Mas, o que custa, o que mais lhe custa, é entrar em directo nos telejornais, ser jogado para um qualquer contexto, logo envolvido. Particularmente acidentado, o último fim-de-semana: emboscado em Bagdad, vê-se embrulhado numa sublevação prisional em São Paulo, escapa a um ataque israelita na Palestina, livra-se in extremis de casar com uma velha mestre-escola em Las Vegas, perde uma fortuna num casino da Birmânia, colhido na Monumental de Madrid esvai-se nos braços da Sharon Stone, ambulância a caminho do hospital, tiloli!! , tiloli!, irrompe uma voz aflita:
– A casa de banho?! Rápido, Murilo! A nossa casa de b… – E, supreendendo o pungente desenlace na ambulância, demenciada: – Oh! Que fazes aí no sofá com essa mulher?! Diz-me!
Em contra-luz, Murilo entreviu uma figura familiar à porta do telesalão, vagamente Carlota, a consorte, bolseira em Paris, inexplicavelmente ali, ele nos braços da Sharon a caminho do hospital, sem tempo para explicar, Carlota a desfocar-se agitada, mãos de repente sacudidas por um estampido rubro.
In O caçador de luas, págs. 106, 107, Augusto Baptista, edições gatopardo
terça-feira, 1 de junho de 2010
Dos tempos
Os dias que correm produzem gente esquisita, pensa o homem que sábado bem cedo demanda transporte para a terra, olho no casal de idosos: ele, óculos escuros, destes de feira, que de tão grandes o aparentam a um moscardo negro; ela, andar acocorado nuns sapatos muito altos, esquelética saia curta, a mostrar o umbigo tatuado, a cueca.
De repente, dobra a esquina um fulano de fato claro e chapéu, magrote, já na casa dos setenta.
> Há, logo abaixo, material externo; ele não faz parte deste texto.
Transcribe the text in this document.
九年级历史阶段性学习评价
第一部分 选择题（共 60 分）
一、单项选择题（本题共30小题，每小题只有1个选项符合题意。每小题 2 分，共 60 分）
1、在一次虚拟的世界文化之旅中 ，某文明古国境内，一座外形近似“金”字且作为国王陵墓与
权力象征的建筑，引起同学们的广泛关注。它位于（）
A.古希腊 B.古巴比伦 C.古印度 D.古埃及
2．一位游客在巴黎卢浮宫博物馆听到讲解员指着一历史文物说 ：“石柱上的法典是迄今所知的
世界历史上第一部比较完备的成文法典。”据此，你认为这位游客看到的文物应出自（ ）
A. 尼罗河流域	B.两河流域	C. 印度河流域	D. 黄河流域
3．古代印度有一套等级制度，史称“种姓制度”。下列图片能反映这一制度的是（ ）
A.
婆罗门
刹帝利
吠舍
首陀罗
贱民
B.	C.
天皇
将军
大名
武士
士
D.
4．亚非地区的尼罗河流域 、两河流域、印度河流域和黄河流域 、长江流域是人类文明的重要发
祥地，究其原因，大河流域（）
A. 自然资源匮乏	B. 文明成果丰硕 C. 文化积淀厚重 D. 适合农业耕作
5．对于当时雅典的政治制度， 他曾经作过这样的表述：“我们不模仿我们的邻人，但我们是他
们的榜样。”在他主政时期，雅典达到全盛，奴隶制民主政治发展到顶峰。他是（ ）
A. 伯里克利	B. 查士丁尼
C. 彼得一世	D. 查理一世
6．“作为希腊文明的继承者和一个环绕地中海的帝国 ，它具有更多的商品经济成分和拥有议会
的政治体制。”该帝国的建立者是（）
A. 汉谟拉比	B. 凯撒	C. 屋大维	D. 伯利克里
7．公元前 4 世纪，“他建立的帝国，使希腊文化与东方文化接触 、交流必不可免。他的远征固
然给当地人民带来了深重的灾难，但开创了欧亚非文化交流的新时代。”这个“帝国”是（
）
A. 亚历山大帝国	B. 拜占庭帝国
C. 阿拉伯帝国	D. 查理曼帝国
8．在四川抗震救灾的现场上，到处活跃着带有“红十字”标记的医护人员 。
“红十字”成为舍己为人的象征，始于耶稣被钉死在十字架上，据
As mãos para a frente sugerem segurar rédea forte, ele montado em fogoso corcel invisível, insubmisso, tais e tantas as piruetas, cabriolas e volteios desenhados no passeio.
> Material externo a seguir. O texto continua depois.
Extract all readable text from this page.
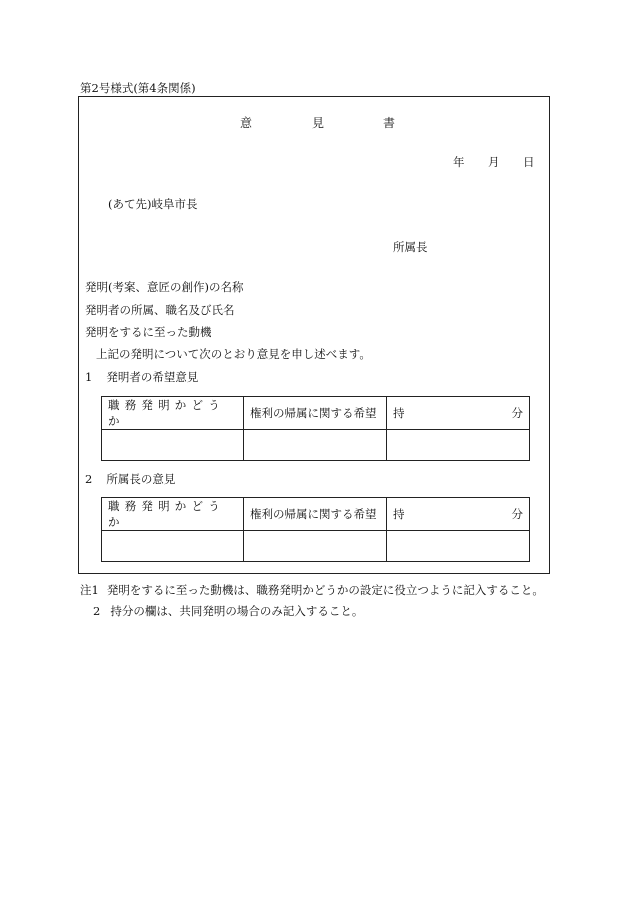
第2号様式(第4条関係)
意	見	書
年 月 日
(あて先)岐阜市長
所属長
発明(考案、意匠の創作)の名称
発明者の所属、職名及び氏名
発明をするに至った動機
上記の発明について次のとおり意見を申し述べます。
1 発明者の希望意見
職務発明かどうか	権利の帰属に関する希望	持 分

2 所属長の意見
職務発明かどうか	権利の帰属に関する希望	持 分

注1 発明をするに至った動機は、職務発明かどうかの設定に役立つように記入すること。
2 持分の欄は、共同発明の場合のみ記入すること。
Mais à frente, na entrada do Teatro Nacional, um fulano dorme num colchão de bebé: pés no fofo, a cabeça sobre a pedra. Outro ressona, sentado, caixote de cartão encarapuçado até à cintura. E um cachorro muito preto, enroscado no frio, na magreza, olha guloso a gaivota madrugadora que devora uma pomba, quente ainda.
– Uma desgraça, a Batalha – observa, a caminho da camioneta para a feira dos 4, a mulher gorda, de muletas. Atrás, nada diz a acompanhante, cabeça enterrada num fardo de bugigangas. A mascar chiclets.